To understand how green turtles are responding to these environmental changes, researchers from the University of Exeter analyzed 30 years of nesting data from approximately 600 tagged green turtles on beaches in northern Cyprus. The data included the number of hatchlings successfully emerging from each nest and the temperatures recorded during incubation. The team found that as temperatures rose, females began nesting earlier in the season—on average, nesting occurred more than six days earlier for every 1°C increase in temperature.
This study is the first to observe such adaptive changes at the individual level, rather than merely at the population level. While previous research had already shown that turtle populations were nesting earlier overall, this new study confirms that individual turtles are actively adjusting their behavior in response to climate change.
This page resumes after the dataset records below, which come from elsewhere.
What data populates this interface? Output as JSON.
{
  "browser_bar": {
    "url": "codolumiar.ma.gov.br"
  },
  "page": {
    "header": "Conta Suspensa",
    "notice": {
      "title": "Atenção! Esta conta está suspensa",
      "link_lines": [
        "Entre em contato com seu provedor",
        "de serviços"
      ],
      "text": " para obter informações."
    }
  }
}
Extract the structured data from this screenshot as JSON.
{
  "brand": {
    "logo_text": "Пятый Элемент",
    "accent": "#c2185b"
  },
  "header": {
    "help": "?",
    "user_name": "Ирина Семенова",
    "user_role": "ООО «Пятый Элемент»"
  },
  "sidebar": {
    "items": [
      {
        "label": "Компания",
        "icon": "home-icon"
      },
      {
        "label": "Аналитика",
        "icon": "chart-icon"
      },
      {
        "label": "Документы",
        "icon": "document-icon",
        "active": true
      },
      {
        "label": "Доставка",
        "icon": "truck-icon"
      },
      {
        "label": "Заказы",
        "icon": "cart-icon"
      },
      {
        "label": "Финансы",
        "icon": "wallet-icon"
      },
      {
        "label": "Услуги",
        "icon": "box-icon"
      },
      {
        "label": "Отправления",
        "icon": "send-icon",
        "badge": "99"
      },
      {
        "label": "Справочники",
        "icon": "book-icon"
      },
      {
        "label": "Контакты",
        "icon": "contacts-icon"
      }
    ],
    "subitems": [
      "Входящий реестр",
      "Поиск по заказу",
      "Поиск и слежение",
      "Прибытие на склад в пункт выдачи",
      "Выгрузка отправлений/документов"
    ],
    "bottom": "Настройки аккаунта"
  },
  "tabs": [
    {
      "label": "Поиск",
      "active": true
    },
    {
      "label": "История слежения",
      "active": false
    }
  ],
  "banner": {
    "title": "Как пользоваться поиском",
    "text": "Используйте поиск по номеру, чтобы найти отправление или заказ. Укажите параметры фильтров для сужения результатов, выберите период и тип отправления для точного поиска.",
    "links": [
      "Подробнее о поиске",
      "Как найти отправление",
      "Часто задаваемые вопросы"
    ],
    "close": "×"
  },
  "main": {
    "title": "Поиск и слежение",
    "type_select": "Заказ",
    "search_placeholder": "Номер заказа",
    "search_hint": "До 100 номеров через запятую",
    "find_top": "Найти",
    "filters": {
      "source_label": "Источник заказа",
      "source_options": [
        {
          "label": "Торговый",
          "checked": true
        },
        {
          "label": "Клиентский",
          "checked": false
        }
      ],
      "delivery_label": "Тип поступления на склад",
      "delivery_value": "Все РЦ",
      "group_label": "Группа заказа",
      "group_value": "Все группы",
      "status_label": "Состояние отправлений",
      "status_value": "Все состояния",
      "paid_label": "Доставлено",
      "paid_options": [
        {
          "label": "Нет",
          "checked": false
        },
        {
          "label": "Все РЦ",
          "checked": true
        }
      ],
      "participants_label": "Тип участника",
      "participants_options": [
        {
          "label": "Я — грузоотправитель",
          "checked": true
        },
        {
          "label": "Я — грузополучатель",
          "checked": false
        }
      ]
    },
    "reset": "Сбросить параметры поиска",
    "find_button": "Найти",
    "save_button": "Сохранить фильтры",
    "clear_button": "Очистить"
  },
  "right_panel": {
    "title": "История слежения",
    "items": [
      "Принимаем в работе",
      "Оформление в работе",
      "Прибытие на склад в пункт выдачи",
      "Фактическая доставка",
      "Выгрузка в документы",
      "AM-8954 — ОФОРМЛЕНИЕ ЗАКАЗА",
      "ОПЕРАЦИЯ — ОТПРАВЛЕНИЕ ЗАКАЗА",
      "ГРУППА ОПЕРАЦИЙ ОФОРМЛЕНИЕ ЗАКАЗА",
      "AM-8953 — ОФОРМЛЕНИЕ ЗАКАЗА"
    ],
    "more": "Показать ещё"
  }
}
Researchers note that shifts in population-level nesting behavior could be influenced by a variety of factors, making individual-level observations especially valuable.
Beyond temperature, other factors such as reproductive experience and the number of clutches laid within a year also affect nesting timing. Additional studies suggest that earlier nesting observed in some sea turtle species may already be helping to mitigate the harmful effects of higher temperatures on eggs, offering hope for the species' resilience in a warming world.